Here, let's talk a little bit about Apple's wireless management tool Airport Utility. Version 6.0 is not easy to use. Apple knows that version 5.6 can coexist with version 6.0. However, the new AE cannot be managed through 5.6, and after the system is upgraded to Mavericks, 5.6 will no longer be available. Airport Utility 6.0 + The New AE lacks many monitoring options. The Airport 5.6 + old AE can obtain some information through snmpd and syslog.

The next step is acceleration. Here we invite a key role to play --Moji. Moji is an employee of Momo No. 15 and our director of selling Meng. We used a retired black Apple and installed a Linux as our office gateway. To commemorate the ink marks, the machine name is moji. In the early stages of our business, Moji spent all the way to accompany us to work overtime. I finally met my love in my life one day, and then I ran away from home to pursue my own happiness and never came back again. We did not blame her for leaving, but blessed her and finally found the end of her life.
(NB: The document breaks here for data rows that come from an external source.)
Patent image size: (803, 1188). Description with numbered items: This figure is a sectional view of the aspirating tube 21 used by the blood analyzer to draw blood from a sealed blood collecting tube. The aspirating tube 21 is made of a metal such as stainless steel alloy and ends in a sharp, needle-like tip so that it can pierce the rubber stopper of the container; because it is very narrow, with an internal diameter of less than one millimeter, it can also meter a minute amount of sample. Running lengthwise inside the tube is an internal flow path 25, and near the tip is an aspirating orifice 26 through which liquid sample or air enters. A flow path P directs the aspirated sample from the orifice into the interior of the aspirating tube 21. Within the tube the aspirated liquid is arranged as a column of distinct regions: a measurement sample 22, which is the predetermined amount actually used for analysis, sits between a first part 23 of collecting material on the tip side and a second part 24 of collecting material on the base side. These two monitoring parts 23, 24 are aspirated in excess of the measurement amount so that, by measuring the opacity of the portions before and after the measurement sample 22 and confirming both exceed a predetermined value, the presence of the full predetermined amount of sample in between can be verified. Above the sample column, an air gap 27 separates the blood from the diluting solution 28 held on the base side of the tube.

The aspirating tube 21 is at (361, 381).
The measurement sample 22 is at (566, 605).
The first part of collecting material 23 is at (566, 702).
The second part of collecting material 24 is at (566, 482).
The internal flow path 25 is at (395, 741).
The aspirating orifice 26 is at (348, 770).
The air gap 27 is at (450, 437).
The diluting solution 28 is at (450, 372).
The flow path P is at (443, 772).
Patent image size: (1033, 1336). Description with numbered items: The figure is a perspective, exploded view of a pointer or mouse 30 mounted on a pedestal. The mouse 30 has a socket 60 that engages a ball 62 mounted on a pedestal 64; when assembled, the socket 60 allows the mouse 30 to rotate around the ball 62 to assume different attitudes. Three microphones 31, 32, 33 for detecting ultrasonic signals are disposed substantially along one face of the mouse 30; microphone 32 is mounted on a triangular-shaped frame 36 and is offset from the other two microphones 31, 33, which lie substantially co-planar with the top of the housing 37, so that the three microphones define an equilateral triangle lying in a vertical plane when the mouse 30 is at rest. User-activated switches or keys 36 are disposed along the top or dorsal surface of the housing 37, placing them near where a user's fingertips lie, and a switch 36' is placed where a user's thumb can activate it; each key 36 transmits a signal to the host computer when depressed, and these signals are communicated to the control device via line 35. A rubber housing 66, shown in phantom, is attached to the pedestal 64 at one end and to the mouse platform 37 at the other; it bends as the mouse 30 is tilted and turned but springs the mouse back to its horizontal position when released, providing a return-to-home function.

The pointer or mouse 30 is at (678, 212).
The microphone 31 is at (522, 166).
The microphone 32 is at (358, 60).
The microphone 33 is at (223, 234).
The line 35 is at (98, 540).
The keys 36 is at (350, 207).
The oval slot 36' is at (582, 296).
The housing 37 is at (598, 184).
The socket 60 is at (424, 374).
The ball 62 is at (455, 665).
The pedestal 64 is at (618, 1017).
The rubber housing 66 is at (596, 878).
We have also made a special version for this purpose to commemorate the permanent director of the seller. It is the boot loading screen of Momo 1.9:

Moji has installed software such as Smokeping, Cacti, and Ntop. Smokeping can detect the network conditions from the office network to various places. Cacti is used to monitor the bandwidth of the entire office, ntop is used to monitor the network usage of everyone in the office.

Back to acceleration. The content we mainly accelerate is the APP update of iTunes and the download of Testflight ipa. Install a squid on the gateway to cache ipa. Then, use iptables to point the download address to squid so that squid can cache ipa. As long as the first download is successful, it will be cached on squid, and other people in the office will benefit from this. The update speed is always faster.

CDN has never been used for iTunes updates. until the beginning of this year, the ipa of the App Store was downloaded using CDN in China, and the function of iTunes acceleration in the office was not that great. After the release of iOS 7, this is not a problem, because the new features of iOS are automatically downloaded and updated, and basically all updates of iOS apps can be completed during sleep. However, the download of testflight still lacks CDN, and it is extremely slow. without acceleration, it is hard to imagine who else will use it.

As a forced criminal who never used Baidu, it indicates that Google cannot be used for a day. As a result, crawling the fence becomes a necessary factor for Internet access in the office. Similarly, it is too convenient for the Gateway to be a Linux instance. we still use it to do this. The principle is that IP addresses in China are exported by default, while IP addresses in China are exported by VPN.

How can I obtain IP addresses in China? Download an IP address list from APNIC and filter out IP addresses in China. As we all know, iPv4 addresses around the world have already been completed in batches, so the variability of this list is not very high. Even if it changes frequently, it is okay to update it once a day.